Mais si cela a pu arriver, c’est que, quelque part, l’on a permis à ces chefs d’État de penser qu’ils pouvaient disposer à leur guise de toutes les richesses de leur pays. Et ils ne s’en sont pas privés. Mais il faut que ça cesse. Pour cela, les Africains doivent prendre leur destin en main, afin d’éviter de donner des pouvoirs trop élargis aux princes régnants. Le problème est aussi que même sans pouvoir à eux donné, ils les prennent, répriment, tuent affament, emprisonnent ou exilent tous ceux qui osent se mettre au travers de leur chemin. Qui peut bien arrêter un Faure Gnassingbé au Togo, un Joseph Kabila au Congo, un Sassou Nguesso de l’autre coté du fleuve Congo ?
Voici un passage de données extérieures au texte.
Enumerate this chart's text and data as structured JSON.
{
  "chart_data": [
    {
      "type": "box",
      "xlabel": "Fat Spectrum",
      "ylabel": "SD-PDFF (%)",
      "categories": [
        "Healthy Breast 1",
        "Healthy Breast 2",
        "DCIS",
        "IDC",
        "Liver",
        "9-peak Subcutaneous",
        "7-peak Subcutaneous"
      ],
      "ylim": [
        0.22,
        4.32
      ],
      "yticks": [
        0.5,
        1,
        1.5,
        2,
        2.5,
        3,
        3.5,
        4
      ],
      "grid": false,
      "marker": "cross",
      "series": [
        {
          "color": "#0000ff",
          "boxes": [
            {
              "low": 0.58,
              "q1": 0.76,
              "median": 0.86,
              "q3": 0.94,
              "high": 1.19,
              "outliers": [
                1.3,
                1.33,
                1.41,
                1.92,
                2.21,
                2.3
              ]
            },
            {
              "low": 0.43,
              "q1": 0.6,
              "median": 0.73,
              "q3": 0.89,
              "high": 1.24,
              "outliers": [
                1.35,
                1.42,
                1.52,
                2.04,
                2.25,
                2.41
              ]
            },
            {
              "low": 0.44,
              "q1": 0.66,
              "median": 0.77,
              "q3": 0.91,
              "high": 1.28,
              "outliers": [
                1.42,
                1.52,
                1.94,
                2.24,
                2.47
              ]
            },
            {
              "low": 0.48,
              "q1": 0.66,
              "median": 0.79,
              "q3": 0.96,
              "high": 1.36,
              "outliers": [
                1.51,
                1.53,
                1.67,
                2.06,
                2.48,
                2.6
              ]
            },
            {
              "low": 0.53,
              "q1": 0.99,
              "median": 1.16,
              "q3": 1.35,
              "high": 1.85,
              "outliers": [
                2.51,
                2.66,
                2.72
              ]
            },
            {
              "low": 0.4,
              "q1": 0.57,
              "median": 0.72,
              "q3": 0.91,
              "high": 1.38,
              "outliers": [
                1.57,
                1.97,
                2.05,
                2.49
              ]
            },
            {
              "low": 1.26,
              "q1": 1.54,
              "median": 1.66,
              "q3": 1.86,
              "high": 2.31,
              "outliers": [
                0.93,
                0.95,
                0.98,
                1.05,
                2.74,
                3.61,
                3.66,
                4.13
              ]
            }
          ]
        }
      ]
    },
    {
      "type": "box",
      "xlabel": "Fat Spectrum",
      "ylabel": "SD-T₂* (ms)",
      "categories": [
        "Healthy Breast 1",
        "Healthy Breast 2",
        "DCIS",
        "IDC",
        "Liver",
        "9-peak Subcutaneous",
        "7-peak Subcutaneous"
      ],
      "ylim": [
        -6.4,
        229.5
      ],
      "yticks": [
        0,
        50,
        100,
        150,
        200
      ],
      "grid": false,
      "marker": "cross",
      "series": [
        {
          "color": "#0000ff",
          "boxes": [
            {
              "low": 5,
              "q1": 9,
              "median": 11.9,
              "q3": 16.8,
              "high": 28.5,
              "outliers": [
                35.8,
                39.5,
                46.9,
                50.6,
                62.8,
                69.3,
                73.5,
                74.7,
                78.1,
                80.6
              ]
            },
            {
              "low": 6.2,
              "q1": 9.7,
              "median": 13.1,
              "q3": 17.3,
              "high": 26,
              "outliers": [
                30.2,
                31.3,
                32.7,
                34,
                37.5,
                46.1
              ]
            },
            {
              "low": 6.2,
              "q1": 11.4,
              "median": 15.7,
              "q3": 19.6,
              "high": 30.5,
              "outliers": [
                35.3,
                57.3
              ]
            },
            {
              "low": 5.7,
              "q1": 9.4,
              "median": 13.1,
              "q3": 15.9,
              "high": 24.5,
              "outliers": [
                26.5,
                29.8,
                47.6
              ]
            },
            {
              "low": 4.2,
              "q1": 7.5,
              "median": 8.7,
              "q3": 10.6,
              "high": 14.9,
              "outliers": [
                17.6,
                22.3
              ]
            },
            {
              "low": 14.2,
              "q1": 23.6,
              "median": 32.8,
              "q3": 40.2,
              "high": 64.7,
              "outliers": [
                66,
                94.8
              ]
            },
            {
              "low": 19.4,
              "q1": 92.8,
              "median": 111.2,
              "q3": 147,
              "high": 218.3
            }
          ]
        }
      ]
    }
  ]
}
En attendant la concrétisation des gestes d’Ali Bongo, le Gabon ne peut pas cracher sur cette manne, surtout qu’il en a certainement besoin. Il faut seulement espérer qu’à l’image de bien des familles africaines qui ont connu les démons de la division pour les partages d’héritage, la jeunesse gabonaise se montrer digne face à l’héritage de Bongo fils. D’autant plus que la question de l’héritage du défunt président, qui compte 53 héritiers déclarés, n’est pas encore réglée, six ans après son décès. Ses actifs culmineraient à plusieurs centaines de millions d’euros pendant que certaines sources lui attribueraient rien moins que 33 appartements ou maisons en France. Des chiffres à donner le tournis, qui rivaliseraient avec le budget de certains États dont Bongo père traitait les salaires des fonctionnaires de perdiems.

Aujourd’hui encore, l’on reste sans voix face à la fortune colossale de ces présidents africains dont on n’a pourtant jamais entendu dire que les pères étaient des Crésus, au moment où une grande partie de leurs compatriotes peinent à s’assurer un seul bon repas journalier, dans des pays où tout reste à faire en matière d’infrastructures, de santé, d’accès à l’eau potable, d’éducation, etc.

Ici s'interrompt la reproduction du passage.